Pakistan, though, is not alone in missing its education targets with much of the world set to overshoot its deadline by more than half a century, the United Nations Global Education Monitoring Report 2016 said. It added that the 40 per cent of the world’s students are being taught in a language that is not their mother tongue.

World leaders agreed last year that by 2030 all girls and boys should be able to complete free quality primary and secondary education, but chronic under-funding is holding back progress, the report said. According to the report, Pakistan is struggling with its large out-of-school population including 5.6 million children out of primary schools – the most absolute number of children out of school anywhere in the world, though Liberia tops the ranking for the worst access to primary schools with 62 per cent proportion of children missing out on primary school.



A further 5.5 million children are out of secondary schools (48 per cent of lower secondary school age children).  Pakistan also has a staggering 10.4 million adolescents out of upper secondary school.

There is also a wide gulf between school completion rate and education attainment between the rich and poor; urban and rural based and between boys and girls. Poor rural males have literacy rate of 64 per cent, but their female counterparts pale in comparison with 14 per cent.

The ASER 2014 survey, on which parts of the UN report are based, found that in rural Pakistan, the proportion of students in grade 6 who could read a grade 2 level story in local languages including Urdu, Sindhi or Pashto was 65 per cent while among all children aged 10 (the theoretical grade 6 age) the share was much lower at 31 per cent.
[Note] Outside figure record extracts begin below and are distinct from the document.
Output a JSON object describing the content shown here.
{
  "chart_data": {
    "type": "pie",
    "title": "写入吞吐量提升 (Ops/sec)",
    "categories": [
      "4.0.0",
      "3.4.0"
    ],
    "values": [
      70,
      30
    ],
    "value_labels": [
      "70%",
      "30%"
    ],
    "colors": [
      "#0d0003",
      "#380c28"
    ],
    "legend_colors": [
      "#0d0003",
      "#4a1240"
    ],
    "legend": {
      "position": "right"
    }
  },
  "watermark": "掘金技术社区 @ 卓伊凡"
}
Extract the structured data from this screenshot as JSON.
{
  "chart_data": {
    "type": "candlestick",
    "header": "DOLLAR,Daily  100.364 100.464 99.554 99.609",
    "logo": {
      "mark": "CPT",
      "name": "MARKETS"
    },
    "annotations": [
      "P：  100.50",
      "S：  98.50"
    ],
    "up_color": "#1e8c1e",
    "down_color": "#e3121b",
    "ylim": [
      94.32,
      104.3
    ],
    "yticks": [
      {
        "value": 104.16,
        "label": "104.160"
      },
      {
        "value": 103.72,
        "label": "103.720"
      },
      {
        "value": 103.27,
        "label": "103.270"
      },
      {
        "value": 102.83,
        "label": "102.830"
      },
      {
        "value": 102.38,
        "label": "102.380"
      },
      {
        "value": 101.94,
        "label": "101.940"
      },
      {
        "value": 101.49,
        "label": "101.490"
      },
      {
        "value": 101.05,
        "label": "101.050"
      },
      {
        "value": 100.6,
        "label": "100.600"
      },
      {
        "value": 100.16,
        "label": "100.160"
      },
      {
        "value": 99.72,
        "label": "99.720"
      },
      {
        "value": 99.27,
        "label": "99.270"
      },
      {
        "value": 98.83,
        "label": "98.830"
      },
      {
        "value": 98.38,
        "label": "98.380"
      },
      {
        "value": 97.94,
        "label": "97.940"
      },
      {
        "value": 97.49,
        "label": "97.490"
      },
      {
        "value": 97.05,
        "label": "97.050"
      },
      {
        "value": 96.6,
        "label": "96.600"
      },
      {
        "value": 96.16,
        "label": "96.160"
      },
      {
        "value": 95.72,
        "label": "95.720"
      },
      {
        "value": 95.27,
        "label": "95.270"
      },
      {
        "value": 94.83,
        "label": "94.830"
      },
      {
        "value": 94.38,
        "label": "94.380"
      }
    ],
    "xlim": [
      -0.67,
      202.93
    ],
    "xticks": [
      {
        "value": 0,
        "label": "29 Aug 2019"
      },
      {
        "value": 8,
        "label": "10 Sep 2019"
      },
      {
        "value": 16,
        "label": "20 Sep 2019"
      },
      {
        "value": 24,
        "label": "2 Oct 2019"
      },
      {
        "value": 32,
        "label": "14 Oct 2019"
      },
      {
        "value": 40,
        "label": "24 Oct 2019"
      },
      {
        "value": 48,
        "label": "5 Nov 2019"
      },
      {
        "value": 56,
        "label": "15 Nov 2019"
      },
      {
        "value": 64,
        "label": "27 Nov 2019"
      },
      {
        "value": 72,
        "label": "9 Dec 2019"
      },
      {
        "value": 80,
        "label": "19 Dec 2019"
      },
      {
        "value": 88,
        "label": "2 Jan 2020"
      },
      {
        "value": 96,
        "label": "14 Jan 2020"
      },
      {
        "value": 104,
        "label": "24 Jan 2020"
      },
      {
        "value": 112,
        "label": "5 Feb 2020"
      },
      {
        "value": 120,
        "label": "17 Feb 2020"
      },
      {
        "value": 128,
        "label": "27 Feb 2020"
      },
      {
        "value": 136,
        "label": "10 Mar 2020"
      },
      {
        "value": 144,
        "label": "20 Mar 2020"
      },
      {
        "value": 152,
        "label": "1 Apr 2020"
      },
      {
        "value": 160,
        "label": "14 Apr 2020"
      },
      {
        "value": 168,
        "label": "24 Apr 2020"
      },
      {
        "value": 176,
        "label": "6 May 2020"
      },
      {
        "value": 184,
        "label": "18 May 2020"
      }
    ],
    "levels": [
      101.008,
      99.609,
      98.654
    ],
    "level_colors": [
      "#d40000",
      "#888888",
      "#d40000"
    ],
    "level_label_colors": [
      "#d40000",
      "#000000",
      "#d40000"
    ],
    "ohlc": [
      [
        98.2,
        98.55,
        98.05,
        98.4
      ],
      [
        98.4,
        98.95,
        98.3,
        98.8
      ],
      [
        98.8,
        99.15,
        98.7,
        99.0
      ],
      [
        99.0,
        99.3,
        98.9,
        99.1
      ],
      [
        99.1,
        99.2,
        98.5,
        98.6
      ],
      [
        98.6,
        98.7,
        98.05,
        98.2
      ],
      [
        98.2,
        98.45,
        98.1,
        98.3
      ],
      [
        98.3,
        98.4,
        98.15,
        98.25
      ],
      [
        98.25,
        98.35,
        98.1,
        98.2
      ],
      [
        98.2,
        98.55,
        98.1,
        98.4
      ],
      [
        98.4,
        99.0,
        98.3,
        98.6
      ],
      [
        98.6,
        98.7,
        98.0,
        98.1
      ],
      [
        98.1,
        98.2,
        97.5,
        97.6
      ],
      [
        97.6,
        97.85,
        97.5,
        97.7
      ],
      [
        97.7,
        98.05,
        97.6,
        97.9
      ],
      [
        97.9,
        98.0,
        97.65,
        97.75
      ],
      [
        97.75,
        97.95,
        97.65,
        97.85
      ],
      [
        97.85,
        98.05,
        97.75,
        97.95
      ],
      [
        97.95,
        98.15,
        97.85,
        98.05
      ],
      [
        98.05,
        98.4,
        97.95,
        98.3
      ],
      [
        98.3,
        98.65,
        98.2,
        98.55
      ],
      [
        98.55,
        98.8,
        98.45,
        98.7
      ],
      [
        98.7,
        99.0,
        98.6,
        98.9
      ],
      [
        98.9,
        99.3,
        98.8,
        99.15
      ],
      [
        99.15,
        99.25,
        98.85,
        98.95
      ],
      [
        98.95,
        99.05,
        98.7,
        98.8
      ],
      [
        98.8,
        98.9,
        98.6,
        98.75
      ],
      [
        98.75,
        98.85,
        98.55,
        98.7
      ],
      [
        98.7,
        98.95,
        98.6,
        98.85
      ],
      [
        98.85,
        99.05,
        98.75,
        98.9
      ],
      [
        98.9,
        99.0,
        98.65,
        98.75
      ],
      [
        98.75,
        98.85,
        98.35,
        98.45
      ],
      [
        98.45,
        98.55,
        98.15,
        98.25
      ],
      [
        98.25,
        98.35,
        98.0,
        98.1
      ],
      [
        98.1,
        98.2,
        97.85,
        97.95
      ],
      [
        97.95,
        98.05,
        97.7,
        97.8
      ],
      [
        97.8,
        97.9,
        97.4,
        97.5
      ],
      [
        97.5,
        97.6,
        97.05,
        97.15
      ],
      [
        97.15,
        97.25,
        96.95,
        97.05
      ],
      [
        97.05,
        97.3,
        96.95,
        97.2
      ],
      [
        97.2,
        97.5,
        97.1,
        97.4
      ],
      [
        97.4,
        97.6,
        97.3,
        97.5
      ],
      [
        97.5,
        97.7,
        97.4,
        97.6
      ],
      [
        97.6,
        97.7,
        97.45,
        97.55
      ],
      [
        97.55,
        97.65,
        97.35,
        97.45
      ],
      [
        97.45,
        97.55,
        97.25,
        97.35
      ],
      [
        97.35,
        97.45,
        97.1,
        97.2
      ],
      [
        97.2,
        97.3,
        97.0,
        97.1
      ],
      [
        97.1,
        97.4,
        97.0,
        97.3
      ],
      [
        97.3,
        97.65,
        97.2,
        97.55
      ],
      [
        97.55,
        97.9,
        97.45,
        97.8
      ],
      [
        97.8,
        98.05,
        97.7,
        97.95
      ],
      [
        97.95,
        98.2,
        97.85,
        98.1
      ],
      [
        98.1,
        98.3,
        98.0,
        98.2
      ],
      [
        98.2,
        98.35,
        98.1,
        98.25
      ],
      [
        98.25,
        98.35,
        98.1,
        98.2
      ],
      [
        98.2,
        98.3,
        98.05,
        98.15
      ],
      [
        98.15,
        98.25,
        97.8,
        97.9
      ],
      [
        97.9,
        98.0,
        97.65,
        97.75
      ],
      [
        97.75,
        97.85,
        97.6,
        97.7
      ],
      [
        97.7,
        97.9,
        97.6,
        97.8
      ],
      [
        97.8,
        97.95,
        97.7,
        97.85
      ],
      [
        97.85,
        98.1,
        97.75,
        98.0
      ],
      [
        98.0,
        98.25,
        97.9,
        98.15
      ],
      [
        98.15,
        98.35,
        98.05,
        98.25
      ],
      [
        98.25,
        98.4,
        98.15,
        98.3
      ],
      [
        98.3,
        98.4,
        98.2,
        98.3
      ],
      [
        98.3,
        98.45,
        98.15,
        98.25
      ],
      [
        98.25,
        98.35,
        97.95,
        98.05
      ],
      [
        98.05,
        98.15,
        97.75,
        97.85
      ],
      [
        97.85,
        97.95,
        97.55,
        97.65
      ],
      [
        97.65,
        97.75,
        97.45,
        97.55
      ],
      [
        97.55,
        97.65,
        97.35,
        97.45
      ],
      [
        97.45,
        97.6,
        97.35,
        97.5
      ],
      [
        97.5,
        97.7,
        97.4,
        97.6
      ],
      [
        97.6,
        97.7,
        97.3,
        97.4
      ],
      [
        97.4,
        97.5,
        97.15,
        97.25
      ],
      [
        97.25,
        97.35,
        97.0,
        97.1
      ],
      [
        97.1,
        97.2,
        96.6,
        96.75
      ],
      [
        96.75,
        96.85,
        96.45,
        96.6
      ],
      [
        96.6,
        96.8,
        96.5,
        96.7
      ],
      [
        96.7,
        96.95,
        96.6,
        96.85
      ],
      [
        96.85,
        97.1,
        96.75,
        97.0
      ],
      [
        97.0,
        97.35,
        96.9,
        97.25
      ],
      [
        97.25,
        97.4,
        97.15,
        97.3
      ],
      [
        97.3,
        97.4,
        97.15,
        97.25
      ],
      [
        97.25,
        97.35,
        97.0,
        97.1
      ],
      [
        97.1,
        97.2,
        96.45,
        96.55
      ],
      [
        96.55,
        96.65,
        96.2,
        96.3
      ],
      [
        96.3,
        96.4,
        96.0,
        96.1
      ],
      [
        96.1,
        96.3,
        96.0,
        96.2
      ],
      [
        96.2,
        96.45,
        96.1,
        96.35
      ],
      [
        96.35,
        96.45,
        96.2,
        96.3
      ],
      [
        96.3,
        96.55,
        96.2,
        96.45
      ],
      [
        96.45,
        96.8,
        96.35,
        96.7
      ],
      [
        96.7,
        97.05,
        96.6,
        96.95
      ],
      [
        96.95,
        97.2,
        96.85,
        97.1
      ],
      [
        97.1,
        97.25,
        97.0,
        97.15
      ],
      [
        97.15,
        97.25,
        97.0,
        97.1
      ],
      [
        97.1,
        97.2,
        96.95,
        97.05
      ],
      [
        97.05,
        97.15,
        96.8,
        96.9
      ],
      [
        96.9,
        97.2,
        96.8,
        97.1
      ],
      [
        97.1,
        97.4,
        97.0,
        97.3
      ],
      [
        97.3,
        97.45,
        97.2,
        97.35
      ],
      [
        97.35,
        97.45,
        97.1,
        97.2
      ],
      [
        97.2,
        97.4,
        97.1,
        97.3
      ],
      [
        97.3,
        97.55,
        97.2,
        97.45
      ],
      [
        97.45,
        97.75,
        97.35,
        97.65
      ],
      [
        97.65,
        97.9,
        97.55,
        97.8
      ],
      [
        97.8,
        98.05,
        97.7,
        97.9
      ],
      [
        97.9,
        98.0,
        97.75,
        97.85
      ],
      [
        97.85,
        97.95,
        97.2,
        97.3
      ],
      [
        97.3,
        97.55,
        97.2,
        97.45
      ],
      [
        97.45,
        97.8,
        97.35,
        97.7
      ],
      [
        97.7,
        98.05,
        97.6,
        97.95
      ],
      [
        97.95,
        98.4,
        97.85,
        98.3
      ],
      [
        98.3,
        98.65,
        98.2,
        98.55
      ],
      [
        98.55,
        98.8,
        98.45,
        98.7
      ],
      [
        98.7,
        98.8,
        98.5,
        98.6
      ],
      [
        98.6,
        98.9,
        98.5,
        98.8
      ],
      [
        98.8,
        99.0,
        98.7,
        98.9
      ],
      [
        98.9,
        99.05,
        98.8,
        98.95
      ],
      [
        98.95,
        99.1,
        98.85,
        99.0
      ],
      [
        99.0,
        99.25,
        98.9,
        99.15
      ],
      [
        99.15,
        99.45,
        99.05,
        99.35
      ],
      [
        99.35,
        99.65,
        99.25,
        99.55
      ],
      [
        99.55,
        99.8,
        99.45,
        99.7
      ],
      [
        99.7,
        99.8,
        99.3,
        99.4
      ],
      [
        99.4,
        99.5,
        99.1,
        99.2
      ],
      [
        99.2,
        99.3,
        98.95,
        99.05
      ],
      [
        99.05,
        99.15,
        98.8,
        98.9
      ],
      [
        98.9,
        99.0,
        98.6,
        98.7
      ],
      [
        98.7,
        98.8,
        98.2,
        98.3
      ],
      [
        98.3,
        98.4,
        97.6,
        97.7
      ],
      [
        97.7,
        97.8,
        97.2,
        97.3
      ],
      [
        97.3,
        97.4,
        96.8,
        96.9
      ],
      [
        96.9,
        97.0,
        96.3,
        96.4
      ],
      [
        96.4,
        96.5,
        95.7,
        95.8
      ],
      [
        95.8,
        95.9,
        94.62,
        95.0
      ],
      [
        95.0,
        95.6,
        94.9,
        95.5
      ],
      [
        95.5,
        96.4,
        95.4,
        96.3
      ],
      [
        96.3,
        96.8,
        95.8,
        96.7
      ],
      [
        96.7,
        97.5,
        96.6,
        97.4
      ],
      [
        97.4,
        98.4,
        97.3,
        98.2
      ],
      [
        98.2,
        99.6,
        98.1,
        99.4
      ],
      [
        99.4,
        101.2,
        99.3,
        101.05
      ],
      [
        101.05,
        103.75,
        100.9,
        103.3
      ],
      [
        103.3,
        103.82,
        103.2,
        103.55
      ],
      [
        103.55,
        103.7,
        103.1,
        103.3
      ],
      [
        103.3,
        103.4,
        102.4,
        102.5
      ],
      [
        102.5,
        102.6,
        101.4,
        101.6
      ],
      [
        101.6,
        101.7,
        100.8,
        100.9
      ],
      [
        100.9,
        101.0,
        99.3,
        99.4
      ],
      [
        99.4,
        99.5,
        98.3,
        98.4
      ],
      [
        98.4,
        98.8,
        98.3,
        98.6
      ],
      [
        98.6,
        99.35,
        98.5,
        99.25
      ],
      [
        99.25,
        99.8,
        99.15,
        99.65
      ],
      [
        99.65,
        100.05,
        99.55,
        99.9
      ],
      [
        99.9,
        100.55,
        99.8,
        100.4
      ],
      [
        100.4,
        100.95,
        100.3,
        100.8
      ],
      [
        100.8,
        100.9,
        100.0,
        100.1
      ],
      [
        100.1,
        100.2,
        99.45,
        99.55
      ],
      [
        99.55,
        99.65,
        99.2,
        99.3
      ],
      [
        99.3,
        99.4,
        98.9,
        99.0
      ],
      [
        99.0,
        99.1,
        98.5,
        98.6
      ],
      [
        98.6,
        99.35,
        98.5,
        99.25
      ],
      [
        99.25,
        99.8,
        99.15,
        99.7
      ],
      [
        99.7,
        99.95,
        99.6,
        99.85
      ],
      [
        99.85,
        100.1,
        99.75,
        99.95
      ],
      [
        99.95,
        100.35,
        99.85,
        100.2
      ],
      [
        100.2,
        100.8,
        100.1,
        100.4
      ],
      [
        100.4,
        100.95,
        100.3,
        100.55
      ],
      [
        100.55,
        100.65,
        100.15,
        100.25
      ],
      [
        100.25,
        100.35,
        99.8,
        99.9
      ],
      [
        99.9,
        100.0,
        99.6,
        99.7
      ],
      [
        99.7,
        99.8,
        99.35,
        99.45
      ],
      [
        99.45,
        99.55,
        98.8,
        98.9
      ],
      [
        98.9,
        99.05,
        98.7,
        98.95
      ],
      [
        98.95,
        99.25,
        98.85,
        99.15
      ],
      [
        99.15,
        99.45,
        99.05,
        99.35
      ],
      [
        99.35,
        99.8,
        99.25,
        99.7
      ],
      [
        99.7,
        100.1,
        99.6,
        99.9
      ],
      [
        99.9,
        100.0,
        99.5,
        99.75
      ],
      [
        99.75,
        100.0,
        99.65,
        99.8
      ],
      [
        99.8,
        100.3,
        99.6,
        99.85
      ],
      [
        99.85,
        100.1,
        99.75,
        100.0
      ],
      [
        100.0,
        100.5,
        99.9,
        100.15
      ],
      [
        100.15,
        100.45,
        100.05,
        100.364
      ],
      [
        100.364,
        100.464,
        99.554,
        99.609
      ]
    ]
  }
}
Many 10-year-olds had never been to school, had already left (often because of not benefiting from the experience) or were in a lower grade and had not yet developed reading skills. While 89 per cent of grade 10 students could read very simple text, only 64 per cent of sampled 14-year-olds could do so, a difference of 25 percentage points.

ICT, which has quickly become essential for daily life and work in most countries, is still to catch on in Pakistan, partly due to lower literacy levels. A survey of 32 mostly middle income countries found that, on average in 2014 44 per cent of households used the internet at least occasionally (or had a smartphone) but in Pakistan it stood at eight per cent.

One factor for this has been fewer resources allocated to education, with Pakistan committing only 11.3 per cent of total government expenditure to the sector as opposed to the recommended minimum benchmark of 15 per cent.

Conflict was another aspect affecting education in the country. Between 2009 and 2012, the report said 1,000 or more education-related attacks took place in Pakistan.

The report also pointed towards issues with curriculum, which have at times in Pakistan sparked violent conflict.

It noted that in 2000, textbooks introduced in the Federally Administered Tribal Areas was marginal towards a particular sect which bred contempt and ultimately a full blown conflict with violent confrontations between the two major sects in 2004-05 with subsequent curfews shutting down schools there for almost a year.

Published in The Express Tribune, September 7th, 2016.